Fan, whose firm has helped Norwegian companies – including Pelagia – do marketing of Norwegian mackerel in China, said he believes Chile has been late to recognize the importance of public relations and marketing in China.
“I know Salmon Chile has decided to do marketing in China from October 2020, but I think they choose an unexperienced agent in China which is doing Chilean wine marketing and don’t have any seafood marketing experience. So this choice might be not so wise for Salmon Chile,” he said.
Meanwhile, China continues to widen its options with trade deals that aren’t necessarily the conventional free trade agreements sought by Western suppliers like Norway. Beijing, for instance, is being much more coy about another trade deal that could be much more impactful than the Norwegian FTA: a 25-year partnership with Iran, which would link that country into an existing blueprint to integrate western China and Pakistan. While Beijing doesn’t want to announce the deal at such a delicate time in Sino-U.S. relations), Tehran has announced Chinese money and builders will construct a 2,300-kilometer road connecting Iran’s ports with the western Chinese city of Urumqi, linking up with the China-Pakistan Economic Corridor on the way. That road links the Indian Ocean port of Gwadar with western China.

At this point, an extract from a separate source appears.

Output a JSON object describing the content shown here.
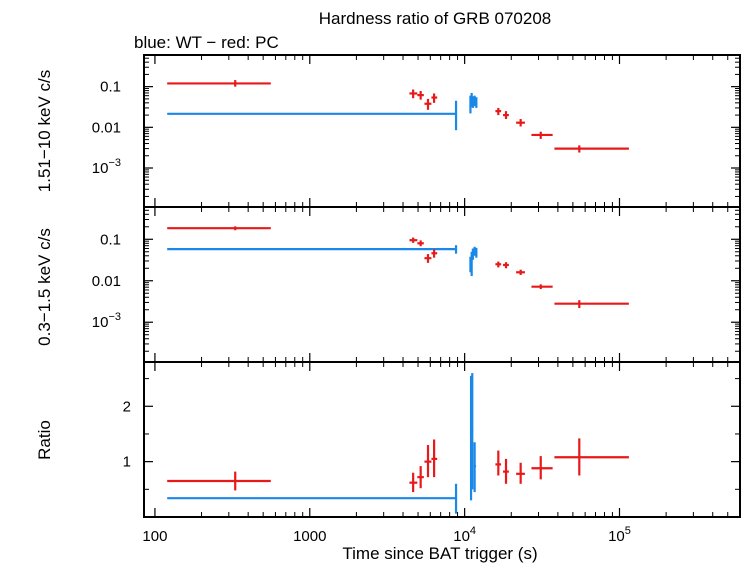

The infrastructure project, which will be paid for with Iranian oil and gas, will be a boon for Iranian shrimp farmers, particularly if trade is facilitated in yuan (a long-stated Beijing goal) rather than dollars. India, which has a similar agreement with Iran to develop its Chabahar port, could also use the new route to the Chinese market, if its current border tensions with China subside.
The China-Iran relationship shows ease of access to the Chinese market doesn’t have to center on tax-free access. But free trade deals, while imperfect, do create new opportunities, especially for seafood, which is frequently traded internationally, according to Geoff Irvine, the executive director of the Lobster Council of Canada.
Free trade deals have been “worthwhile” for the Canadian lobster industry, Irvine said, referencing the newly negotiated United States-Mexico-Canada Agreement (USMCA), as well as the Canada-European Union Comprehensive Economic and Trade Agreement (CETA) Canada forged with the European Union in 2016, and Canada’s FTA with South Korea that went into effect in 2015.
“Trade deals are a negotiation and a trade-off. Nobody gets everything they want without a cost to some group or groups within the economy,” Irvine told SeafoodSource.
For Canada, FTAs are worth the trouble, Irvine said.
“Canada is a trading nation and our federal government, of all political stripes, has always made negotiating trade deals a key foreign policy priority,” he said.